Thirty two days of rabid consumerism.
Thirty two days of vendors eyeing us up like mutts at t-bone steaks.
Thirty two days of lying to children about some ruddy faced intruder breaking into their homes to leave garish trinkets beneath a prickly bush or green plastic replica.

But misanthropic diatribe aside, I welcome the birthday of the big baby Jesus and all the gestures of giving and goodwill that he brings.

Which is why I would like to take this opportunity to thank all the Viewer fans and devotees who have been in touch via the information highway in the past few days to ask “AB – what is that you would like Santa to bring you for Christmas?”

Well... too numerous are the emails to respond to on an individual basis, that I would like to take this opportunity to address you one and all.

What I crave, what I yearn and long for above all other things is a benevolent dictator.

“A benevolent dictator? “ You ask

“Yes... A benevolent dictator.” I reply

Imagine waking up on a crisp December 25th and huddling around the television to learn news that whilst you were tucked up in bed awaiting the advent of Yuletide, a big fuck off coup had occurred and our ambling, sycophantic, melee of a government had been ousted by someone with a little bit of nous and vision.

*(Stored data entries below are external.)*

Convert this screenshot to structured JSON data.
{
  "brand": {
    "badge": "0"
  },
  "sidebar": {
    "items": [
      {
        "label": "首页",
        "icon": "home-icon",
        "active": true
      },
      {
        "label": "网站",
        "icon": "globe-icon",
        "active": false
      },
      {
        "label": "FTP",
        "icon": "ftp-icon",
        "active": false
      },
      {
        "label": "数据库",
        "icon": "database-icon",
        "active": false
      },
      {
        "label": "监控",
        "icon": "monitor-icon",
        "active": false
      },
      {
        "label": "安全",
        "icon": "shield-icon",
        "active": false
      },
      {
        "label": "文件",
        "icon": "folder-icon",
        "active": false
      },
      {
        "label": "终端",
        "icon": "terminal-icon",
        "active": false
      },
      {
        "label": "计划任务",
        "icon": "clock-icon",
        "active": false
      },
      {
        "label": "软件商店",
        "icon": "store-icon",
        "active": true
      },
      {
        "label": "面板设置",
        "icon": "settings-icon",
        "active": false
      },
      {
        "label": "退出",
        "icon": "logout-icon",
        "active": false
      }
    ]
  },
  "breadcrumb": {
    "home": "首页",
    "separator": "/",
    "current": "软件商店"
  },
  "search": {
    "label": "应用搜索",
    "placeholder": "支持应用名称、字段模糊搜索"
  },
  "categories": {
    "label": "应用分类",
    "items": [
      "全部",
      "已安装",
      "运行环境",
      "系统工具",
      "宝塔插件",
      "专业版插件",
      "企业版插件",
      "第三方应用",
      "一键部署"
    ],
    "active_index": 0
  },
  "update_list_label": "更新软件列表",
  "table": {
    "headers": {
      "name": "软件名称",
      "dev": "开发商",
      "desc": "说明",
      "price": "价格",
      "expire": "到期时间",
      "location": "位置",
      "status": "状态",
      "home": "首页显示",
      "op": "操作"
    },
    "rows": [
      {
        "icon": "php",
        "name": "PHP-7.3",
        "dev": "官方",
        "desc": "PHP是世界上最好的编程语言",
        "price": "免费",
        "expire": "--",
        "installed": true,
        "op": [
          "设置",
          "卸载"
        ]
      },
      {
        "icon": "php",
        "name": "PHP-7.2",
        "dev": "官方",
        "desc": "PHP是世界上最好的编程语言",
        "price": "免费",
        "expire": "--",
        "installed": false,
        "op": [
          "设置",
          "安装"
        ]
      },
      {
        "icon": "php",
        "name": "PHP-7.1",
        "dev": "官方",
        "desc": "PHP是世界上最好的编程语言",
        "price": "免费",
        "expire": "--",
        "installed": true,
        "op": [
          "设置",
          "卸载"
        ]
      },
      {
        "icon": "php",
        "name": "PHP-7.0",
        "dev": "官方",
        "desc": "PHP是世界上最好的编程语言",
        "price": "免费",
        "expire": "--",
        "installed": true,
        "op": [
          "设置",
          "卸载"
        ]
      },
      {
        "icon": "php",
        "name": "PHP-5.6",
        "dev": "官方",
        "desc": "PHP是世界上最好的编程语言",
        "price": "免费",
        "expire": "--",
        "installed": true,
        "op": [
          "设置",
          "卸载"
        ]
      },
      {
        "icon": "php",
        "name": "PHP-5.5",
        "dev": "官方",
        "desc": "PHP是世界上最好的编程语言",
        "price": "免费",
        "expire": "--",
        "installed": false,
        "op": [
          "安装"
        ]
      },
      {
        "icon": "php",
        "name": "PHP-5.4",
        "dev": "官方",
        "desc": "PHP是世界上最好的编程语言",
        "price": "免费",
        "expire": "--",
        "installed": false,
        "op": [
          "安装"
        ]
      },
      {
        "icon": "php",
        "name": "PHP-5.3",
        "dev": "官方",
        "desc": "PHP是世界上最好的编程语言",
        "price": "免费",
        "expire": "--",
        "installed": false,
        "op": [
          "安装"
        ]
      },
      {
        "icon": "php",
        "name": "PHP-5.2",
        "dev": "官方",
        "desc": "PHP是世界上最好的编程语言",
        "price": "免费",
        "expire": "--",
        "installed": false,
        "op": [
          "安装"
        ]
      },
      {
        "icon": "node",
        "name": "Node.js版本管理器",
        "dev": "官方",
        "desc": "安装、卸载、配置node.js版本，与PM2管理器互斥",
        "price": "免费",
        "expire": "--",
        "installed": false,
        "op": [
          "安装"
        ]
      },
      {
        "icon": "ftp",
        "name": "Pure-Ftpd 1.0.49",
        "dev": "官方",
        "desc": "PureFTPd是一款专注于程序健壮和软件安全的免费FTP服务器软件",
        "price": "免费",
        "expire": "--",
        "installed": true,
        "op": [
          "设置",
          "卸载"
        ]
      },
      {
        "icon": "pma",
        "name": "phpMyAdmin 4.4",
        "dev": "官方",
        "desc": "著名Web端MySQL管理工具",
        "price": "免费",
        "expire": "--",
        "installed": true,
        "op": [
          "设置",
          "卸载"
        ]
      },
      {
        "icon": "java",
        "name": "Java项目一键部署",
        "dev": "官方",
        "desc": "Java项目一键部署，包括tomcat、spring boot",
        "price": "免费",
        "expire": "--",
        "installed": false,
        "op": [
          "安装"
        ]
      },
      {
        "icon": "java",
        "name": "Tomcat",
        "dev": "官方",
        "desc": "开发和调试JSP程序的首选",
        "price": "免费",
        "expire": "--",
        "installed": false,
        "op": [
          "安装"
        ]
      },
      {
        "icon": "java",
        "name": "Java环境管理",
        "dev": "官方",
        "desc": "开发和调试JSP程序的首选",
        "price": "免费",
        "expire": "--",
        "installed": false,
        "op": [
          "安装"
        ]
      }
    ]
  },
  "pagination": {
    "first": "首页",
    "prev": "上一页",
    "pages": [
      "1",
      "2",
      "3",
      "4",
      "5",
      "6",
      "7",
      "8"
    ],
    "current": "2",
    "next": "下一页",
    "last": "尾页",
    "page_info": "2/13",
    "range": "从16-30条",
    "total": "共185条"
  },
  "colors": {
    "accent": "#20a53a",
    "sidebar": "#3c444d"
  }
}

Someone with no interest in pandering to the press or appeasing the mob.
Someone with logic and guile and the ability to effect change.
A lady, a gentleman, or perhaps someone of indeterminable gender, who doesn’t care for these faceless suits with their toothpaste grins and public school boy ties.

I know what you’re thinking. What about democracy AB? Surely this is the cornerstone of society.

Perhaps you’re right.

Perhaps I’m drunk.

But it strikes me that there more people interested in voting someone out of a jungle than there are choosing between which cretinous imbersiles will get to guide us through another 4 years of abject misery.

All of which brings me to my original point... which I have forgot.

God bless you all.

And remember there are now only thirty one shopping days left til Christmas.

 

10th November 2009 > Monday morning rolled around too soon and I’m slap bang in the middle of Tuesday’s daily grind. Recollections of a lost weekend are scant and vague, doused in cheap gin and ale. I sport the scars of an overenthusiastic dance move on a slippery club floor. I am bored and worth so much more.

Where was the fame I was destined?
Where are my trinkets and things?
When will I be paid for my god-given talent, my wit, wisdom and devilishly good looks?

A saccharine tune slops out the speaker of a tinny FM radio. This caterwauling banshee from some talent show or other wails her away through yet another cover, ripping the soul out a half decent song… all the way to Number One.

Ker Ching
Ker Ching
Ker Ching

All the while, I sit and hammer at keys. Office based Automaton. Slave to a derisory wage. Waiting for the day when the world sits up and listens, when “Viewer” is mot du jour and mouthed on peoples’ lips. When we get those breaks, crash the air and WHITE NOISE goes:

Gold.
Platinum.
Multi Platinum.

Right now I would settle for pewter.

Until then I persevere, waiting for the dying embers of Friday afternoon… and another lost weekend.